Verification does not validate receiver_email / business

Question

Verification does not validate receiver_email / business

Closed this issue 14 years ago · 2 comments

There is a slight problem with the isValid() method. There is no check to see that the receiver_email or business field matches the intended receiver.

The reason this is important is I can configure a paypal account with an IPN post back that points to your process method. The IPN will verify but the funds will be deposited into my account.
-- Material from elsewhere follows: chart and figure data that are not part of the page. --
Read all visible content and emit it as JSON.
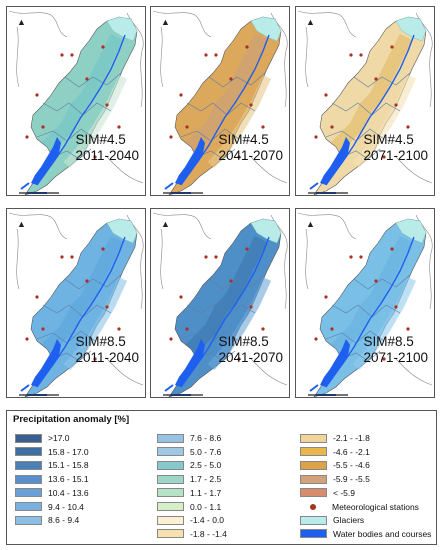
{
  "panels": [
    {
      "scenario": "SIM#4.5",
      "period": "2011-2040",
      "fill": "#8fd0c4",
      "fill2": "#6fc2c7",
      "fill3": "#cbe6d5"
    },
    {
      "scenario": "SIM#4.5",
      "period": "2041-2070",
      "fill": "#dca85c",
      "fill2": "#c8a080",
      "fill3": "#e8c98a"
    },
    {
      "scenario": "SIM#4.5",
      "period": "2071-2100",
      "fill": "#efd9a6",
      "fill2": "#e0b860",
      "fill3": "#f3e2b8"
    },
    {
      "scenario": "SIM#8.5",
      "period": "2011-2040",
      "fill": "#6fb3e3",
      "fill2": "#5aa4dc",
      "fill3": "#8cc4ea"
    },
    {
      "scenario": "SIM#8.5",
      "period": "2041-2070",
      "fill": "#4f8fc8",
      "fill2": "#3a75ad",
      "fill3": "#6aa6d8"
    },
    {
      "scenario": "SIM#8.5",
      "period": "2071-2100",
      "fill": "#79bfe6",
      "fill2": "#67b0e0",
      "fill3": "#93cbee"
    }
  ],
  "legend": {
    "title": "Precipitation anomaly [%]",
    "columns": [
      [
        {
          "label": ">17.0",
          "color": "#3a5f8e"
        },
        {
          "label": "15.8 - 17.0",
          "color": "#3f6ea3"
        },
        {
          "label": "15.1 - 15.8",
          "color": "#4a7fb8"
        },
        {
          "label": "13.6 - 15.1",
          "color": "#5a8fcc"
        },
        {
          "label": "10.4 - 13.6",
          "color": "#6a9fd8"
        },
        {
          "label": "9.4 - 10.4",
          "color": "#7cb0e0"
        },
        {
          "label": "8.6 - 9.4",
          "color": "#8cbee6"
        }
      ],
      [
        {
          "label": "7.6 - 8.6",
          "color": "#98c2e2"
        },
        {
          "label": "5.0 - 7.6",
          "color": "#a0c8e4"
        },
        {
          "label": "2.5 - 5.0",
          "color": "#86c8cc"
        },
        {
          "label": "1.7 - 2.5",
          "color": "#9ed6c8"
        },
        {
          "label": "1.1 - 1.7",
          "color": "#b6e2c6"
        },
        {
          "label": "0.0 - 1.1",
          "color": "#d6efc8"
        },
        {
          "label": "-1.4 - 0.0",
          "color": "#fbf1d2"
        },
        {
          "label": "-1.8 - -1.4",
          "color": "#f5e0ae"
        }
      ],
      [
        {
          "label": "-2.1 - -1.8",
          "color": "#f1d49a"
        },
        {
          "label": "-4.6 - -2.1",
          "color": "#e8b64a"
        },
        {
          "label": "-5.5 - -4.6",
          "color": "#dba24a"
        },
        {
          "label": "-5.9 - -5.5",
          "color": "#d2a27a"
        },
        {
          "label": "< -5.9",
          "color": "#d88c6e"
        },
        {
          "label": "Meteorological stations",
          "color": "#a83220",
          "kind": "dot"
        },
        {
          "label": "Glaciers",
          "color": "#b9ece9"
        },
        {
          "label": "Water bodies and courses",
          "color": "#1e5ff0"
        }
      ]
    ]
  }
}
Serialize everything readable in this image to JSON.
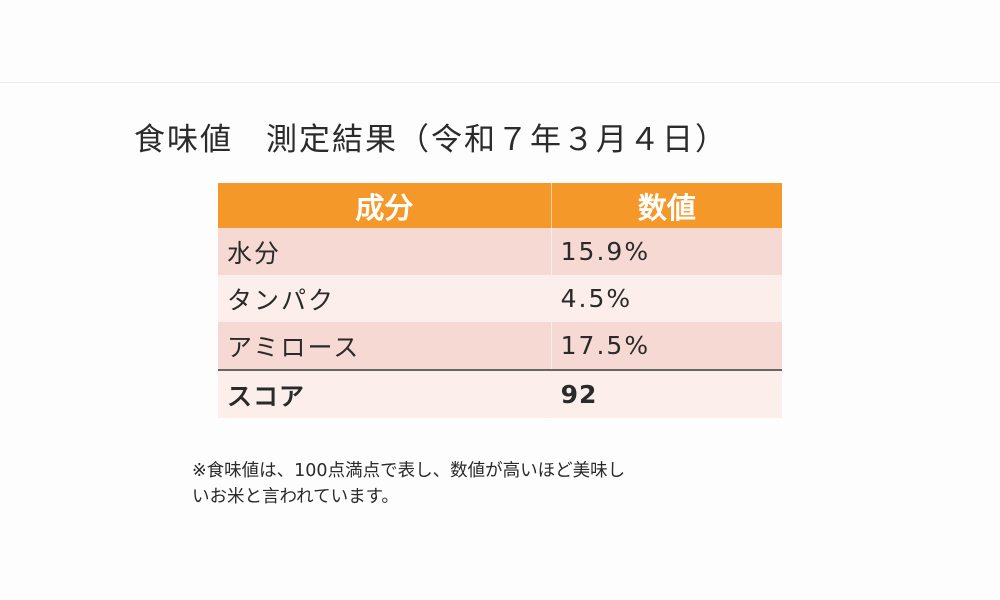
{
  "title": "食味値　測定結果（令和７年３月４日）",
  "table": {
    "headers": [
      "成分",
      "数値"
    ],
    "rows": [
      {
        "name": "水分",
        "value": "15.9%"
      },
      {
        "name": "タンパク",
        "value": "4.5%"
      },
      {
        "name": "アミロース",
        "value": "17.5%"
      },
      {
        "name": "スコア",
        "value": "92"
      }
    ]
  },
  "note": {
    "line1": "※食味値は、100点満点で表し、数値が高いほど美味し",
    "line2": "いお米と言われています。"
  },
  "colors": {
    "header": "#f5982a",
    "row_dark": "#f7d9d3",
    "row_light": "#fbeeeb"
  }
}
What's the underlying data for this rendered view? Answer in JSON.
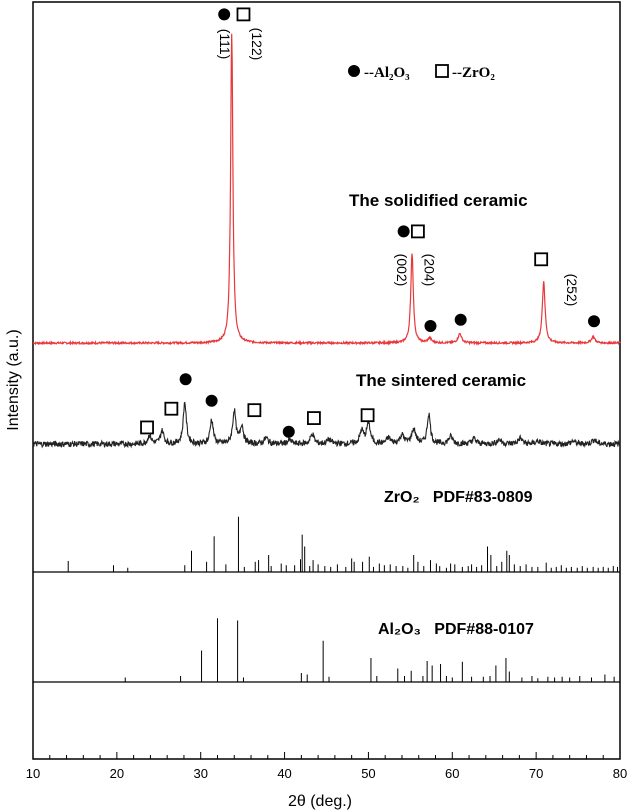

I guess this logic could be implemented in the method that you put in the app_controller. This may be confusing as the transaction will be recorded in the database although it is an invalid transaction.

Answer 1 · 2010-10-11T20:26:27.000Z

This is by design. isValid() is a postback to paypal to verify the IPN indeed came from paypal and not someone trying to send bogus IPN data to your application. That's all it does.

It is then up to you, as the developer. to do with that data what you want, verify the right amount, the right product_id, the correct emails, etc...

While you may consider it an "invalid" transaction based on various conditions, it is not an invalid transaction according to paypal, and as such shouldn't be ignored by the plugin -- you should instead deal with these transactions in a customer friendly way (ie email a decline notice, or start a support ticket, etc..)

Answer 2 · 2010-10-13T14:38:13.000Z

That makes sense. Thanks for clarifying.